By the way, you don’t even understand your own side’s lies correctly. The standard creationist party line is not that the bones are somehow used in mating, analogous to the python claspers. The claim they usually make (which is still a lie, of course) is that the whale leg bones are necessary to support the weight of the uterus inside the whale…somehow. Again, there’s no evidence for this idea either, but at least it’s not laughably disprovable in a moment’s YouTube search.

Huh. I even understand creationism better than you do.

No problem, I’ll wait.

In the meantime, here is an online textbook for 6th-grade science, used in the public school district of Lebanon, Tennessee.

It too makes no mention whatsoever of abiogenesis. It does describe the Big Bang theory, but nowhere presents it as an established fact.

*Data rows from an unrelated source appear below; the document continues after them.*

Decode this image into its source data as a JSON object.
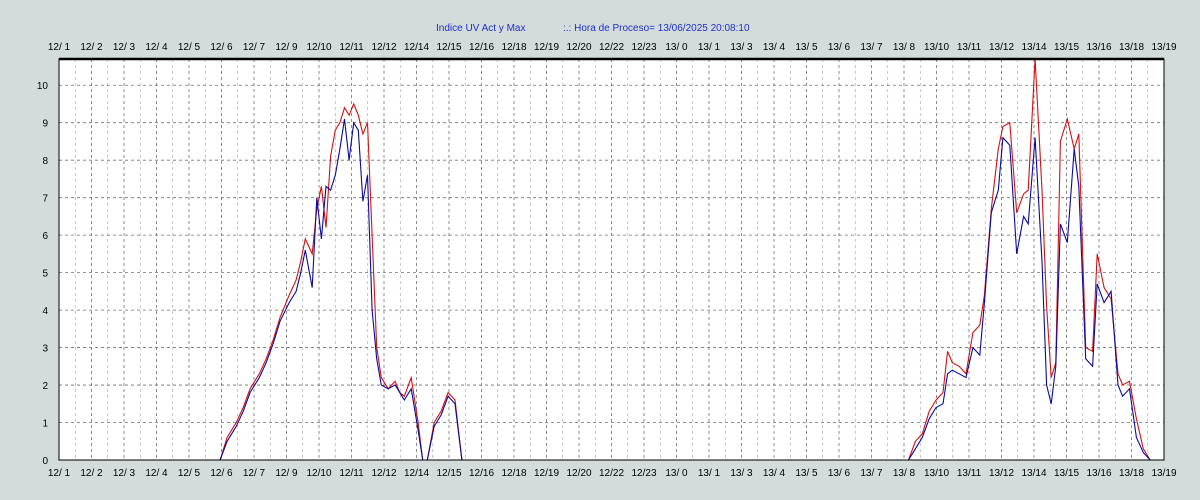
{
  "chart_data": {
    "type": "line",
    "title": "Indice UV Act y Max",
    "subtitle": ":.: Hora de Proceso= 13/06/2025 20:08:10",
    "x_tick_labels": [
      "12/ 1",
      "12/ 2",
      "12/ 3",
      "12/ 4",
      "12/ 5",
      "12/ 6",
      "12/ 7",
      "12/ 9",
      "12/10",
      "12/11",
      "12/12",
      "12/14",
      "12/15",
      "12/16",
      "12/18",
      "12/19",
      "12/20",
      "12/22",
      "12/23",
      "13/ 0",
      "13/ 1",
      "13/ 3",
      "13/ 4",
      "13/ 5",
      "13/ 6",
      "13/ 7",
      "13/ 8",
      "13/10",
      "13/11",
      "13/12",
      "13/14",
      "13/15",
      "13/16",
      "13/18",
      "13/19"
    ],
    "y_tick_labels": [
      "0",
      "1",
      "2",
      "3",
      "4",
      "5",
      "6",
      "7",
      "8",
      "9",
      "10"
    ],
    "ylim": [
      0,
      10.7
    ],
    "grid": true,
    "colors": {
      "actual": "#0a0aa0",
      "max": "#d41010",
      "title": "#1f2fd0",
      "background": "#d3dcda"
    },
    "series": [
      {
        "key": "max",
        "x": [
          7.0,
          7.3,
          7.7,
          8.0,
          8.3,
          8.7,
          9.0,
          9.3,
          9.6,
          10.0,
          10.3,
          10.5,
          10.7,
          11.0,
          11.2,
          11.4,
          11.6,
          11.8,
          12.0,
          12.2,
          12.4,
          12.6,
          12.8,
          13.0,
          13.2,
          13.4,
          13.6,
          13.8,
          14.0,
          14.3,
          14.6,
          14.8,
          15.0,
          15.3,
          15.6,
          15.8,
          16.0,
          16.3,
          16.6,
          16.9,
          17.2,
          17.5
        ],
        "values": [
          0,
          0.6,
          1.0,
          1.4,
          1.9,
          2.3,
          2.7,
          3.2,
          3.8,
          4.4,
          4.8,
          5.3,
          5.9,
          5.5,
          6.7,
          7.3,
          6.2,
          8.1,
          8.8,
          9.0,
          9.4,
          9.2,
          9.5,
          9.2,
          8.7,
          9.0,
          6.0,
          3.0,
          2.2,
          1.9,
          2.1,
          1.8,
          1.7,
          2.2,
          1.0,
          0,
          0,
          1.0,
          1.3,
          1.8,
          1.6,
          0
        ],
        "note": "day 12"
      },
      {
        "key": "max_d2",
        "x": [
          36.9,
          37.2,
          37.5,
          37.8,
          38.1,
          38.4,
          38.6,
          38.8,
          39.1,
          39.4,
          39.7,
          40.0,
          40.2,
          40.5,
          40.8,
          41.0,
          41.3,
          41.6,
          41.9,
          42.1,
          42.4,
          42.7,
          42.9,
          43.1,
          43.3,
          43.5,
          43.8,
          44.1,
          44.3,
          44.6,
          44.9,
          45.1,
          45.4,
          45.7,
          46.0,
          46.2,
          46.5,
          46.8,
          47.1,
          47.4,
          47.6
        ],
        "values": [
          0,
          0.5,
          0.7,
          1.3,
          1.6,
          1.8,
          2.9,
          2.6,
          2.5,
          2.3,
          3.4,
          3.6,
          4.4,
          6.7,
          8.3,
          8.9,
          9.0,
          6.6,
          7.1,
          7.2,
          10.7,
          7.2,
          4.1,
          2.2,
          2.6,
          8.5,
          9.1,
          8.3,
          8.7,
          3.0,
          2.9,
          5.5,
          4.6,
          4.3,
          2.3,
          2.0,
          2.1,
          1.1,
          0.3,
          0,
          0
        ],
        "note": "day 13"
      },
      {
        "key": "actual",
        "x": [
          7.0,
          7.3,
          7.7,
          8.0,
          8.3,
          8.7,
          9.0,
          9.3,
          9.6,
          10.0,
          10.3,
          10.5,
          10.7,
          11.0,
          11.2,
          11.4,
          11.6,
          11.8,
          12.0,
          12.2,
          12.4,
          12.6,
          12.8,
          13.0,
          13.2,
          13.4,
          13.6,
          13.8,
          14.0,
          14.3,
          14.6,
          14.8,
          15.0,
          15.3,
          15.6,
          15.8,
          16.0,
          16.3,
          16.6,
          16.9,
          17.2,
          17.5
        ],
        "values": [
          0,
          0.5,
          0.9,
          1.3,
          1.8,
          2.2,
          2.6,
          3.1,
          3.7,
          4.2,
          4.5,
          5.0,
          5.6,
          4.6,
          7.0,
          5.9,
          7.3,
          7.2,
          7.6,
          8.3,
          9.1,
          8.0,
          9.0,
          8.8,
          6.9,
          7.6,
          4.0,
          2.7,
          2.0,
          1.9,
          2.0,
          1.8,
          1.6,
          1.9,
          0.8,
          0,
          0,
          0.9,
          1.2,
          1.7,
          1.5,
          0
        ],
        "note": "day 12"
      },
      {
        "key": "actual_d2",
        "x": [
          36.9,
          37.2,
          37.5,
          37.8,
          38.1,
          38.4,
          38.6,
          38.8,
          39.1,
          39.4,
          39.7,
          40.0,
          40.2,
          40.5,
          40.8,
          41.0,
          41.3,
          41.6,
          41.9,
          42.1,
          42.4,
          42.7,
          42.9,
          43.1,
          43.3,
          43.5,
          43.8,
          44.1,
          44.3,
          44.6,
          44.9,
          45.1,
          45.4,
          45.7,
          46.0,
          46.2,
          46.5,
          46.8,
          47.1,
          47.4,
          47.6
        ],
        "values": [
          0,
          0.3,
          0.6,
          1.1,
          1.4,
          1.5,
          2.3,
          2.4,
          2.3,
          2.2,
          3.0,
          2.8,
          4.2,
          6.6,
          7.2,
          8.6,
          8.4,
          5.5,
          6.5,
          6.3,
          8.6,
          5.3,
          2.0,
          1.5,
          2.5,
          6.3,
          5.8,
          8.3,
          7.3,
          2.7,
          2.5,
          4.7,
          4.2,
          4.5,
          2.0,
          1.7,
          1.9,
          0.6,
          0.2,
          0,
          0
        ],
        "note": "day 13"
      }
    ]
  }
}
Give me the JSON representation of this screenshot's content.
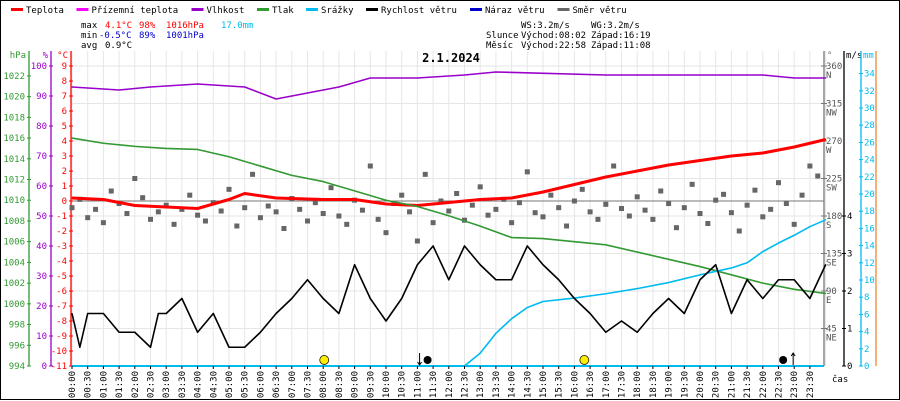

On the contrary, it explicitly discusses alternative models to the Big Bang, and does not make any assertions at all about how the physics of the early universe is thought to have worked.

To recap: so far the score stands at 0 to 2 for examples of modern US public school science textbooks presenting abiogenesis and the Big Bang as fact, versus examples of modern US public school science textbooks that don’t present either one of them as fact.

Of course.

What’s the problem with saying the Big Bang is a fact? It’s about as factual as anything else in this world.

Sometimes relationships like that may be considered a symbiosis in a loose sense, but I think it’s more proper to restrict the term where the organisms live in close physical contact their entire lives, as in lichens and corals. Female fig wasps fly great distances looking for new figs to pollinate.

Colibri: cool! Thank’ee! At least that much ignorance has been removed from the world.

Smeghead: I hadn’t heard that “explanation” for the whale’s internal limb bones. But I do like the way that the creationist stance is constantly evolving. Why, it’s even creating information from random interactions. Variation can come from putting 100 liars in a room…and selection comes from the stupid ones getting laughed out again.

(Formally, not calling anyone here a liar. The Creation Research Institute, yes.)

So it’s not an Abomination! :slight_smile:

Yeah, I’d love to hear what the alternate explanations are. Everywhere we look in the sky we see super hot plasma behind all the stars. What other process filled the universe with that plasma?